The first step is the most important step of any journey. The first step on the journey to Gen 6 security is simply to “make the decision”, says Shwed. “Choose to switch from the traditional model to the new model. Most security platforms have security features that go all the way up to gen 5. Activate them, use them. You have it.”
In 2020, all Check Point appliances will come with Gen 5 technology already enabled, Shwed explains. “You won’t have to pay extra for it. We believe it’s important. We want you to start your journey at Gen 5, not having to start at gen 2 and working your way up.

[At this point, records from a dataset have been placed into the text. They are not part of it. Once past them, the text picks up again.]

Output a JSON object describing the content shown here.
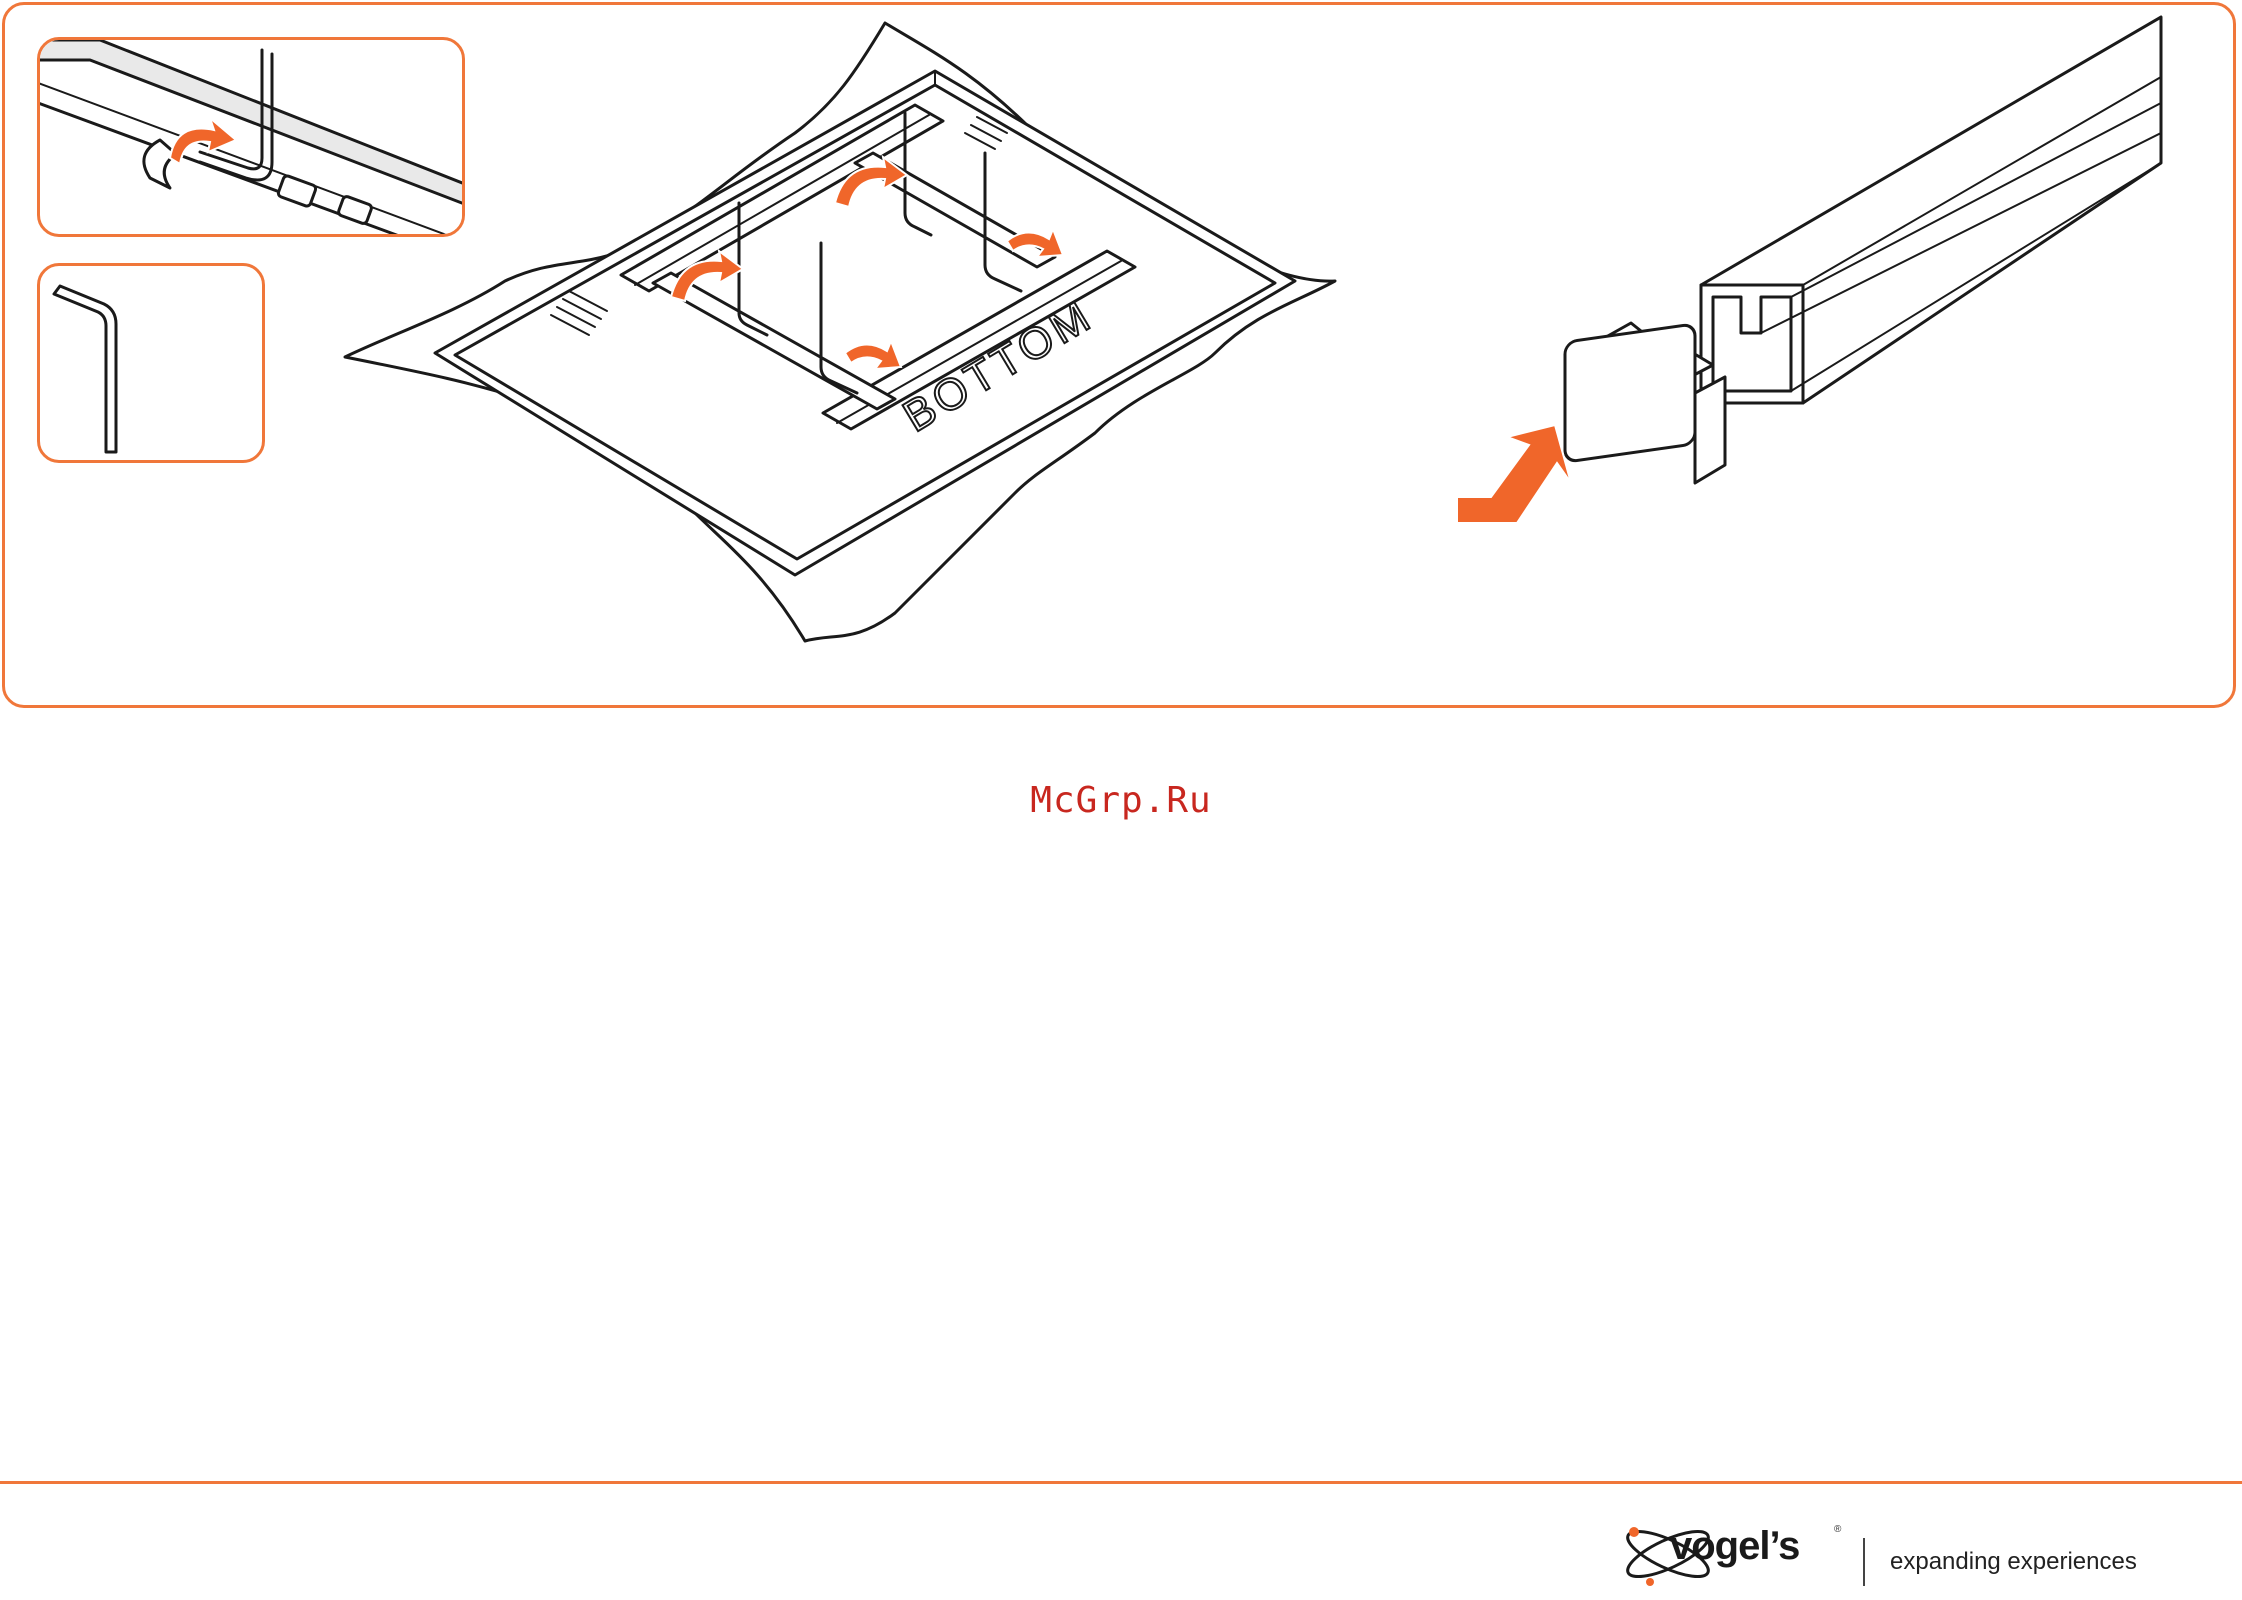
{
  "panel": {
    "tv_back_label": "BOTTOM",
    "accent_color": "#f0773a",
    "arrow_color": "#f0662a"
  },
  "watermark": {
    "text": "McGrp.Ru",
    "color": "#c8271f"
  },
  "footer": {
    "brand_name": "vogel’s",
    "registered_mark": "®",
    "tagline": "expanding experiences"
  },
  "icons": {
    "detail": "hex-key-tightening-icon",
    "tool": "allen-key-icon",
    "direction": "insert-arrow-icon",
    "logo": "orbit-logo-icon"
  }
}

“We also need to build a security architecture. Security isn’t just about buying another product. If you have 20 projects you’re working on and if each one takes six months then you could be finished in 10 years. That’s too late. In 10 years time security will have changed. The way to deal with that is through revolution and building an architecture. Instead of looking at it as 20 projects you need to look at it as one architecture.”
A study conducted by Check Point found that outdated security is even more of a challenge than security professionals are aware of. When asked which cyber security solutions are used in their companies, just one-fifth of organisations (21%) claimed to use advanced threat prevention capabilities (Gen 4 cybersecurity).
And only 3% are using threat prevention capabilities in prevention mode, and adding a layer of cloud and mobile security (Gen 5 cybersecurity). The rest are placing their organisations at risk for Gen 5 multi vector and mega-attacks, Check Point warns. And, as the regularity and diversity of cyber attacks continue to develop exponentially, there is clearly much work to be done to bolster companies’ cyber defences worldwide.